Hodgkins "gangster" representation no surprise




Koro Don Te Maipi blesses the mural.



Artists Ruth Robertson-Taylor (left) and Kate Hartmann (right) cut a cake to mark the formal opening of the mural.


Waikanae artist, Kate Hartmann wasn’t entirely surprised when Mayor K Gurunathan told her, tongue in cheek, he’d never seen celebrated artist Frances Hodgkins represented as a “gangster”.


The representation, on the wall outside the entrance to the former Waikanae library, is a large instagram image of Hodgkins based on a well-known photo from the 1920s but re-imagined for modern times.


Kate Hartmann and fellow artist Ruth Robertson-Taylor from Porirua have transformed the exterior of the former library building by reproducing Hodgkins’ colourful fabric designs on its walls.

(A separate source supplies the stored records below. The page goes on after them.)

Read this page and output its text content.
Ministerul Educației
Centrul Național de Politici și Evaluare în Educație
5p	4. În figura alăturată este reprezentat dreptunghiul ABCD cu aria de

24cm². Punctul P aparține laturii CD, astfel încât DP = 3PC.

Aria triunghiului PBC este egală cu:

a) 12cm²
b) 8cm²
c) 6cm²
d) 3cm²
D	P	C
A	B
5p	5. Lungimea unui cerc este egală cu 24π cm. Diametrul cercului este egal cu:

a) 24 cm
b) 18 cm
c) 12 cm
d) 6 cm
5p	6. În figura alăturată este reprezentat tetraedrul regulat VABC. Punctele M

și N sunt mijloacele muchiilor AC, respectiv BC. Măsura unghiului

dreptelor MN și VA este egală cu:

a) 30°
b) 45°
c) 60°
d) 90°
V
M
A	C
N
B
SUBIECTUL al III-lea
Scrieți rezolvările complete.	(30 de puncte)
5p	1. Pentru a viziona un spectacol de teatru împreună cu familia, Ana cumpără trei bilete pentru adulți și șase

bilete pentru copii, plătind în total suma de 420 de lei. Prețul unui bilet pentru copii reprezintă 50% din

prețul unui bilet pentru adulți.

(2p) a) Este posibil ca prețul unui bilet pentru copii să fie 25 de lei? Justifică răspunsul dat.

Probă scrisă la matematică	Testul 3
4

Mayor Gurunathan’s comments were made when he was speaking during a ceremony to bless the mural. The project is the result of a commission from Kāpiti Coast District Council’s Public Art Panel which seeks to bring Hodgkins’ legacy to a new and wider audience.


“I’m not sure I’d use the word ‘gangster’ but it was certainly my intention to portray Frances Hodgkins as staunch and formidable,” Kate Hartmann says.

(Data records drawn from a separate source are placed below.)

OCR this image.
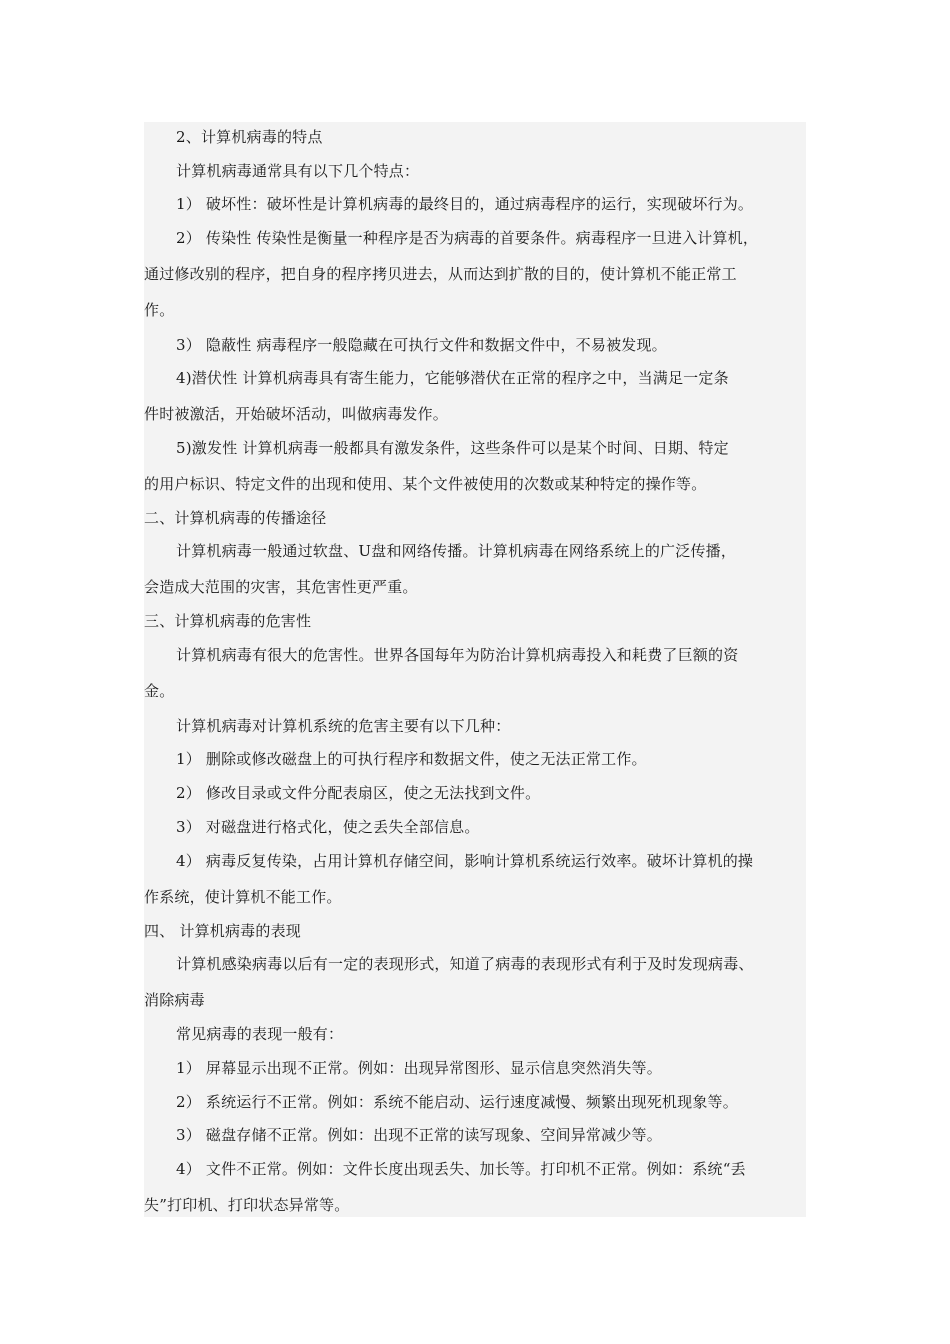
2、计算机病毒的特点
计算机病毒通常具有以下几个特点：
1） 破坏性：破坏性是计算机病毒的最终目的，通过病毒程序的运行，实现破坏行为。
2） 传染性 传染性是衡量一种程序是否为病毒的首要条件。病毒程序一旦进入计算机，
通过修改别的程序，把自身的程序拷贝进去，从而达到扩散的目的，使计算机不能正常工
作。
3） 隐蔽性 病毒程序一般隐藏在可执行文件和数据文件中，不易被发现。
4)潜伏性 计算机病毒具有寄生能力，它能够潜伏在正常的程序之中，当满足一定条
件时被激活，开始破坏活动，叫做病毒发作。
5)激发性 计算机病毒一般都具有激发条件，这些条件可以是某个时间、日期、特定
的用户标识、特定文件的出现和使用、某个文件被使用的次数或某种特定的操作等。
二、计算机病毒的传播途径
计算机病毒一般通过软盘、U盘和网络传播。计算机病毒在网络系统上的广泛传播，
会造成大范围的灾害，其危害性更严重。
三、计算机病毒的危害性
计算机病毒有很大的危害性。世界各国每年为防治计算机病毒投入和耗费了巨额的资
金。
计算机病毒对计算机系统的危害主要有以下几种：
1） 删除或修改磁盘上的可执行程序和数据文件，使之无法正常工作。
2） 修改目录或文件分配表扇区，使之无法找到文件。
3） 对磁盘进行格式化，使之丢失全部信息。
4） 病毒反复传染，占用计算机存储空间，影响计算机系统运行效率。破坏计算机的操
作系统，使计算机不能工作。
四、 计算机病毒的表现
计算机感染病毒以后有一定的表现形式，知道了病毒的表现形式有利于及时发现病毒、
消除病毒
常见病毒的表现一般有：
1） 屏幕显示出现不正常。例如：出现异常图形、显示信息突然消失等。
2） 系统运行不正常。例如：系统不能启动、运行速度减慢、频繁出现死机现象等。
3） 磁盘存储不正常。例如：出现不正常的读写现象、空间异常减少等。
4） 文件不正常。例如：文件长度出现丢失、加长等。打印机不正常。例如：系统“丢
失”打印机、打印状态异常等。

She and Ruth Robertson-Taylor both regard Frances Hodgkins as an inspirational figure and a great role model for young New Zealand women.


“That’s why I wanted her to look formidable,” she said.

Ruth Robertson-Taylor is recognized as one of New Zealand’s leading mural artists. She has worked on many projects but she regards this one as special.


“As two women artists, we are claiming a kind of whakapapa to a tradition of women making art to honour the memory of those who preceded us.


“Hodgkins’ patterns are full of movement, playfulness, and joy. I hope Waikanae gets energized by her zesty patterns and recognizes their special place in the town's history and future.”


Kate Hartmann sees the commission as a privilege. “It’s a community project for me. It’s my town and Mahara Gallery next door is my gallery.”


The pair started work on the project in mid-November of last year, but were forced to “down brushes” during Level 4 of the Covid 19 crisis.


“A big part of the magic for me with projects like this is the process and working through the challenges each individual site presents,” says Kate Hartmann. “And this one had many, not least the lockdown and covid19!”


Mayor Gurunathan thanked the artists for what they had achieved and the Council’s Public Art Panel for its vision in commissioning the work.


He said the mural brought light to Mahara Place and enhanced the work done last year on upgrading Waikanae Town centre.


The mural was formally blessed by Kaumatua Koro Don Te Maipi.